In feite zijn Arab Street, Little India en Bugis Village elk op zich een halve dag waard ipv anderhalf uur. In China Town zijn we zelfs niet geraakt, dat zal voor een andere keer zijn, ooit. En liefst tijdens het regenseizoen, want anders is het hier voor ons een strafkamp ipv een half dagje vrij. In december was ik van plan het boek over Singapore mee te brengen aan boord, omdat toch al vast stond dat we naar hier zouden komen en dan zou ik enkele weken de tijd hebben om daaruit iets op te pikken dat voor ons interessant zou zijn. Tijdens het bagage maken ben ik dat boek samen met honderdelfentwintig andere dingen vergeten in te pakken natuurlijk, gewoon omdat het niet op de bagagelijst stond. Nu moeten we het omgekeerd doen. Onthouden wat we gezien hebben en achteraf pas opzoeken hoe het in mekaar steekt en hoe dat zo gegroeid is. We hebben genoeg geheugensteuntjes verzameld, het zal wel lukken met die stadswijken.

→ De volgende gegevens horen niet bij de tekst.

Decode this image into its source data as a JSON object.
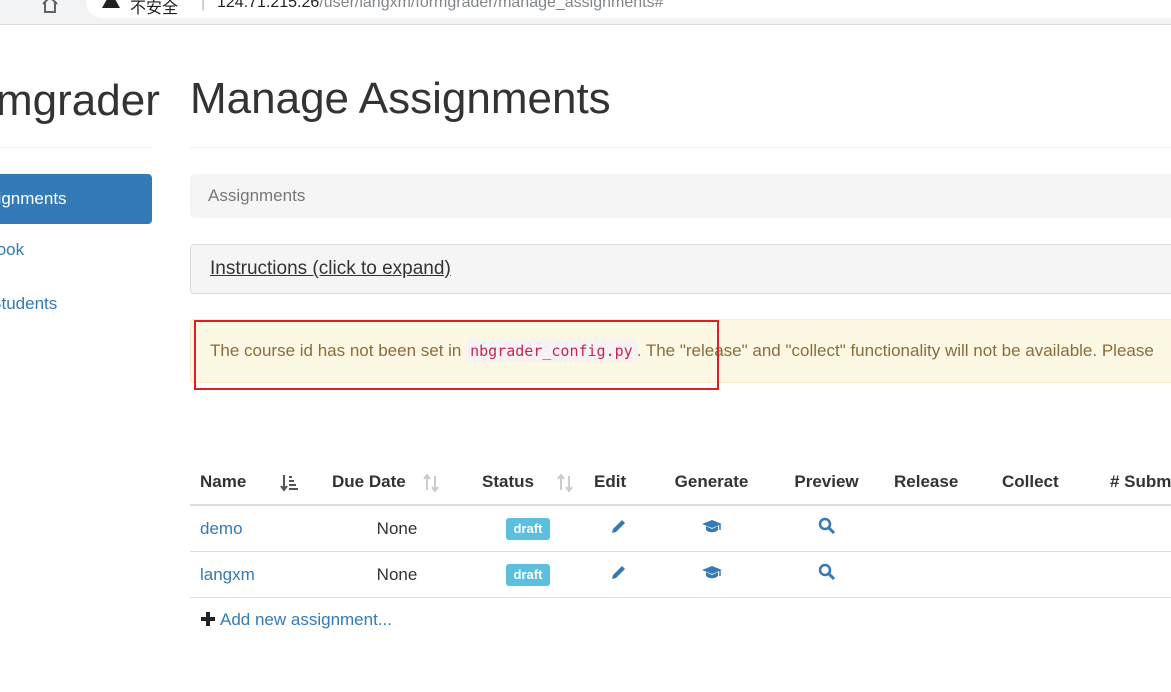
{
  "browser": {
    "security_text": "不安全",
    "divider": "|",
    "url_host": "124.71.215.26",
    "url_path": "/user/langxm/formgrader/manage_assignments#"
  },
  "sidebar": {
    "brand": "Formgrader",
    "items": [
      {
        "label": "Manage Assignments",
        "active": true
      },
      {
        "label": "Gradebook",
        "active": false
      },
      {
        "label": "Manage Students",
        "active": false
      }
    ]
  },
  "main": {
    "title": "Manage Assignments",
    "breadcrumb": "Assignments",
    "instructions_link": "Instructions (click to expand)",
    "alert": {
      "prefix": "The course id has not been set in",
      "code": "nbgrader_config.py",
      "suffix": ". The \"release\" and \"collect\" functionality will not be available. Please"
    },
    "table": {
      "headers": {
        "name": "Name",
        "due_date": "Due Date",
        "status": "Status",
        "edit": "Edit",
        "generate": "Generate",
        "preview": "Preview",
        "release": "Release",
        "collect": "Collect",
        "submissions": "# Submissions"
      },
      "rows": [
        {
          "name": "demo",
          "due_date": "None",
          "status": "draft"
        },
        {
          "name": "langxm",
          "due_date": "None",
          "status": "draft"
        }
      ]
    },
    "add_label": "Add new assignment..."
  },
  "colors": {
    "primary": "#337ab7",
    "alert_bg": "#fcf8e3",
    "alert_text": "#8a6d3b",
    "label_info": "#5bc0de",
    "highlight": "#e02020"
  },
  "icons": {
    "home": "home-icon",
    "warning": "warning-icon",
    "sort": "sort-icon",
    "edit": "pencil-icon",
    "generate": "graduation-cap-icon",
    "preview": "search-icon",
    "add": "plus-icon"
  }
}
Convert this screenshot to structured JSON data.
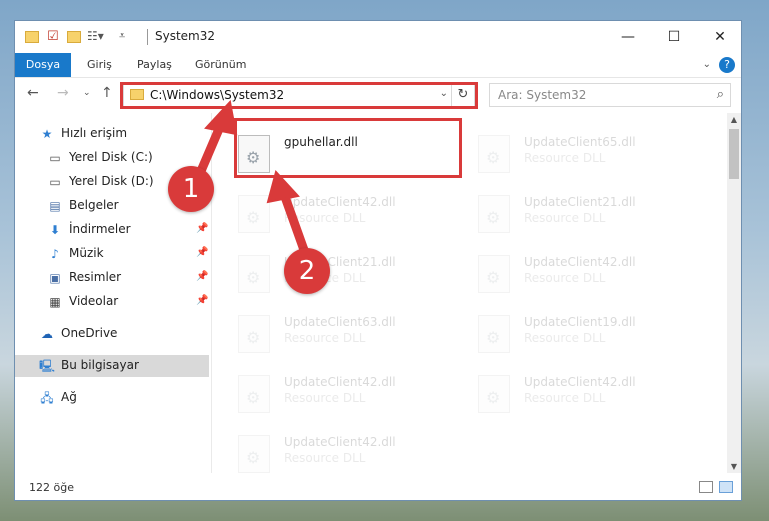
{
  "window": {
    "title": "System32",
    "minimize": "—",
    "maximize": "☐",
    "close": "✕"
  },
  "ribbon": {
    "tabs": [
      "Dosya",
      "Giriş",
      "Paylaş",
      "Görünüm"
    ],
    "help": "?"
  },
  "navigation": {
    "address": "C:\\Windows\\System32",
    "search_placeholder": "Ara: System32"
  },
  "sidebar": {
    "items": [
      {
        "label": "Hızlı erişim",
        "icon": "star-icon"
      },
      {
        "label": "Yerel Disk (C:)",
        "icon": "drive-icon"
      },
      {
        "label": "Yerel Disk (D:)",
        "icon": "drive-icon"
      },
      {
        "label": "Belgeler",
        "icon": "document-icon"
      },
      {
        "label": "İndirmeler",
        "icon": "download-icon"
      },
      {
        "label": "Müzik",
        "icon": "music-icon"
      },
      {
        "label": "Resimler",
        "icon": "pictures-icon"
      },
      {
        "label": "Videolar",
        "icon": "video-icon"
      },
      {
        "label": "OneDrive",
        "icon": "cloud-icon"
      },
      {
        "label": "Bu bilgisayar",
        "icon": "computer-icon",
        "selected": true
      },
      {
        "label": "Ağ",
        "icon": "network-icon"
      }
    ]
  },
  "files": [
    {
      "name": "gpuhellar.dll",
      "desc": "",
      "highlighted": true
    },
    {
      "name": "UpdateClient65.dll",
      "desc": "Resource DLL"
    },
    {
      "name": "UpdateClient42.dll",
      "desc": "Resource DLL"
    },
    {
      "name": "UpdateClient21.dll",
      "desc": "Resource DLL"
    },
    {
      "name": "UpdateClient21.dll",
      "desc": "Resource DLL"
    },
    {
      "name": "UpdateClient42.dll",
      "desc": "Resource DLL"
    },
    {
      "name": "UpdateClient63.dll",
      "desc": "Resource DLL"
    },
    {
      "name": "UpdateClient19.dll",
      "desc": "Resource DLL"
    },
    {
      "name": "UpdateClient42.dll",
      "desc": "Resource DLL"
    },
    {
      "name": "UpdateClient42.dll",
      "desc": "Resource DLL"
    },
    {
      "name": "UpdateClient42.dll",
      "desc": "Resource DLL"
    }
  ],
  "status": {
    "item_count": "122 öğe"
  },
  "annotations": {
    "badge1": "1",
    "badge2": "2",
    "color": "#d93a3a"
  }
}
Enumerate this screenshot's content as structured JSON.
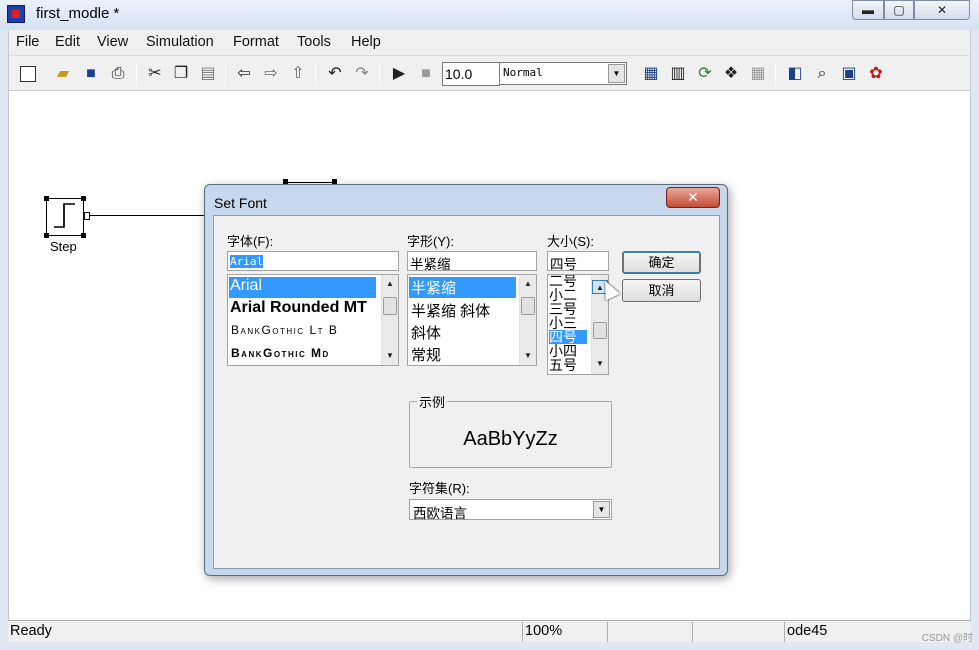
{
  "window": {
    "title": "first_modle *",
    "minimize": "▬",
    "maximize": "▢",
    "close": "✕"
  },
  "menu": [
    "File",
    "Edit",
    "View",
    "Simulation",
    "Format",
    "Tools",
    "Help"
  ],
  "toolbar": {
    "stop_time": "10.0",
    "sim_mode": "Normal"
  },
  "canvas": {
    "step_label": "Step"
  },
  "status": {
    "ready": "Ready",
    "zoom": "100%",
    "solver": "ode45",
    "watermark": "CSDN @时"
  },
  "dialog": {
    "title": "Set Font",
    "close_label": "✕",
    "font_label": "字体(F):",
    "font_value": "Arial",
    "fonts": [
      "Arial",
      "Arial Rounded MT",
      "BankGothic Lt B",
      "BankGothic Md"
    ],
    "style_label": "字形(Y):",
    "style_value": "半紧缩",
    "styles": [
      "半紧缩",
      "半紧缩 斜体",
      "斜体",
      "常规"
    ],
    "size_label": "大小(S):",
    "size_value": "四号",
    "sizes": [
      "二号",
      "小二",
      "三号",
      "小三",
      "四号",
      "小四",
      "五号"
    ],
    "ok_label": "确定",
    "cancel_label": "取消",
    "sample_label": "示例",
    "sample_text": "AaBbYyZz",
    "charset_label": "字符集(R):",
    "charset_value": "西欧语言"
  }
}
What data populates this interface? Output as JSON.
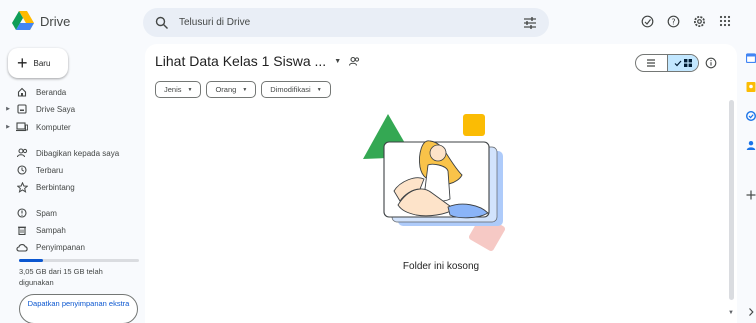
{
  "app": {
    "name": "Drive"
  },
  "search": {
    "placeholder": "Telusuri di Drive"
  },
  "sidebar": {
    "new_label": "Baru",
    "items": [
      {
        "label": "Beranda",
        "icon": "home-icon"
      },
      {
        "label": "Drive Saya",
        "icon": "my-drive-icon",
        "expandable": true
      },
      {
        "label": "Komputer",
        "icon": "computer-icon",
        "expandable": true
      },
      {
        "label": "Dibagikan kepada saya",
        "icon": "shared-icon"
      },
      {
        "label": "Terbaru",
        "icon": "clock-icon"
      },
      {
        "label": "Berbintang",
        "icon": "star-icon"
      },
      {
        "label": "Spam",
        "icon": "spam-icon"
      },
      {
        "label": "Sampah",
        "icon": "trash-icon"
      },
      {
        "label": "Penyimpanan",
        "icon": "cloud-icon"
      }
    ],
    "storage_text": "3,05 GB dari 15 GB telah digunakan",
    "storage_fraction": 0.2,
    "storage_button": "Dapatkan penyimpanan ekstra"
  },
  "main": {
    "folder_title": "Lihat Data Kelas 1 Siswa ...",
    "filters": [
      "Jenis",
      "Orang",
      "Dimodifikasi"
    ],
    "empty_text": "Folder ini kosong"
  },
  "colors": {
    "accent": "#0b57d0",
    "toggle_active": "#c2e7ff",
    "background": "#f8fafd"
  }
}
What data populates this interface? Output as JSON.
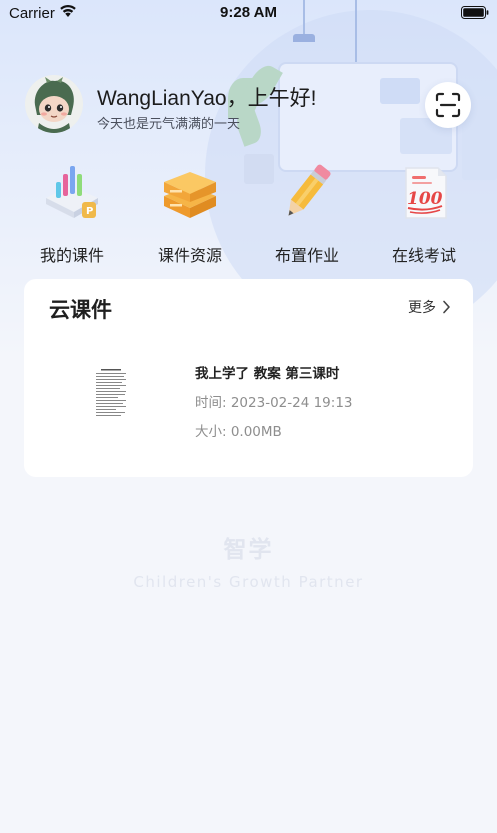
{
  "status_bar": {
    "carrier": "Carrier",
    "time": "9:28 AM"
  },
  "header": {
    "greeting": "WangLianYao，上午好!",
    "subtitle": "今天也是元气满满的一天",
    "scan_icon": "scan-icon"
  },
  "quick_menu": [
    {
      "label": "我的课件",
      "icon": "my-courseware-icon"
    },
    {
      "label": "课件资源",
      "icon": "courseware-resources-icon"
    },
    {
      "label": "布置作业",
      "icon": "assign-homework-icon"
    },
    {
      "label": "在线考试",
      "icon": "online-exam-icon"
    }
  ],
  "cloud_courseware": {
    "title": "云课件",
    "more_label": "更多",
    "items": [
      {
        "name": "我上学了 教案 第三课时",
        "time": "时间: 2023-02-24 19:13",
        "size": "大小: 0.00MB"
      }
    ]
  },
  "watermark": {
    "brand": "智学",
    "slogan": "Children's Growth Partner"
  },
  "colors": {
    "background": "#f4f6fb",
    "header_gradient_top": "#dbe6fb",
    "card": "#ffffff",
    "meta_text": "#8e8e8e"
  }
}
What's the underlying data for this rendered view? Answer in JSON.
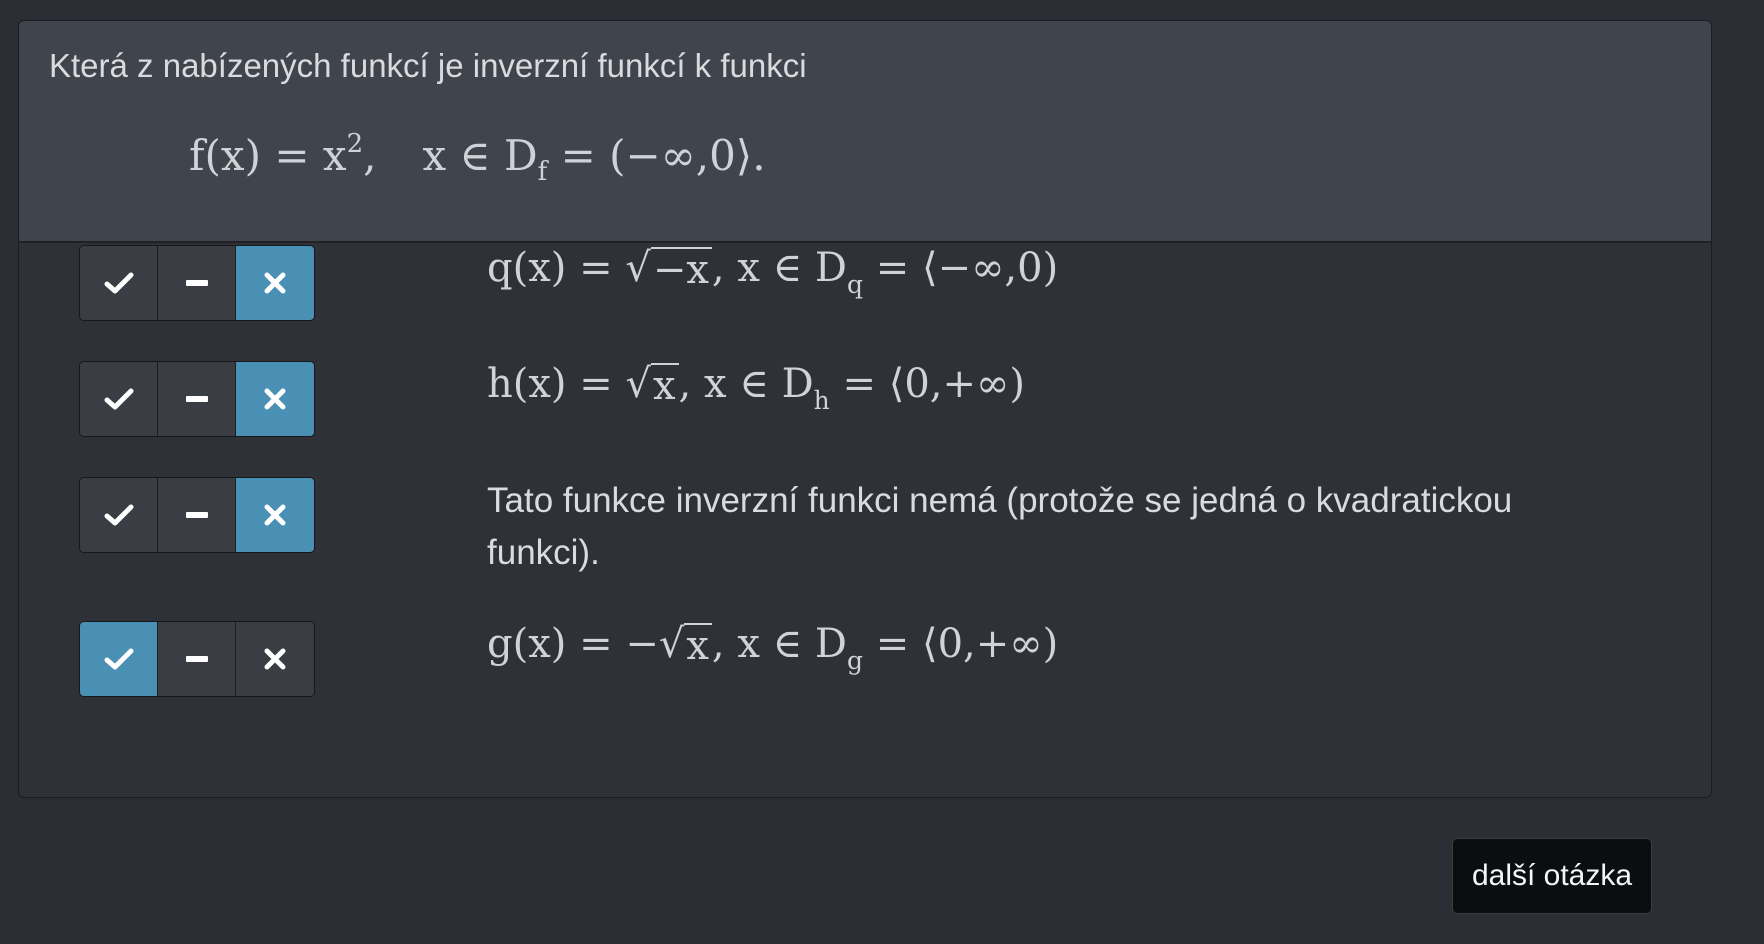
{
  "question": {
    "text": "Která z nabízených funkcí je inverzní funkcí k funkci",
    "formula": {
      "lhs": "f(x) = x",
      "power": "2",
      "comma": ",",
      "domain_prefix": "x ∈ D",
      "domain_sub": "f",
      "domain_rest": " = (−∞,0⟩."
    }
  },
  "options": [
    {
      "id": "q",
      "selected": "wrong",
      "pre": "q(x) = ",
      "radicand": "−x",
      "mid": ", x ∈ D",
      "sub": "q",
      "post": " = ⟨−∞,0)"
    },
    {
      "id": "h",
      "selected": "wrong",
      "pre": "h(x) = ",
      "radicand": "x",
      "mid": ", x ∈ D",
      "sub": "h",
      "post": " = ⟨0,+∞)"
    },
    {
      "id": "none",
      "selected": "wrong",
      "text": "Tato funkce inverzní funkci nemá (protože se jedná o kvadratickou funkci)."
    },
    {
      "id": "g",
      "selected": "correct",
      "pre": "g(x) = −",
      "radicand": "x",
      "mid": ", x ∈ D",
      "sub": "g",
      "post": " = ⟨0,+∞)"
    }
  ],
  "buttons": {
    "correct_icon": "check-icon",
    "neutral_icon": "minus-icon",
    "wrong_icon": "times-icon"
  },
  "next_button": {
    "label": "další otázka"
  },
  "colors": {
    "active": "#4a90b4",
    "header_bg": "#40444c",
    "page_bg": "#2b2e34"
  }
}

En dan gingen we met de metro naar Yishun. De stations hebben airco, maar ofwel lagen die in panne, ofwel konden ze het niet bolwerken tijdens het spitsuur. We hebben dat overleefd hoor want in de treinen werkte de airco wél. Na een 20 minuten kreeg ik het daar zelfs koud. LM had weer last van zomerreuma aan zijn handen, voor hem was die koelte een zegen. We hebben aan boord aftersun in de schuif liggen, dat verkoelt ook heel goed, maar bibi had de aftersun niet in de tas gestoken en LM zijn handen waren tamelijk gezwollen. Aïe, probeer straks maar eens met stokjes te eten als de vingers vandaag niet willen luisteren, dacht ik. We gingen naar de openlucht eethuisjes van Yishun. -street food heet dat nu in modieuze taal De juf van dienst gaf deze twee Westerlingen uit zichzelf een vork en een lepel ipv stokjes. Brave juf. En het was weeral heel lekker natuurlijk.
Erna gingen we met de bus naar de werf, van de poort is het een eind stappen naar het schip, daar moesten we natuurlijk de akelige klimtoren op, dan over een nat deck naar binnen in het kasteel en toen de cabine in. Thuis. Vandaag is de zomerreuma van LM al weer weg.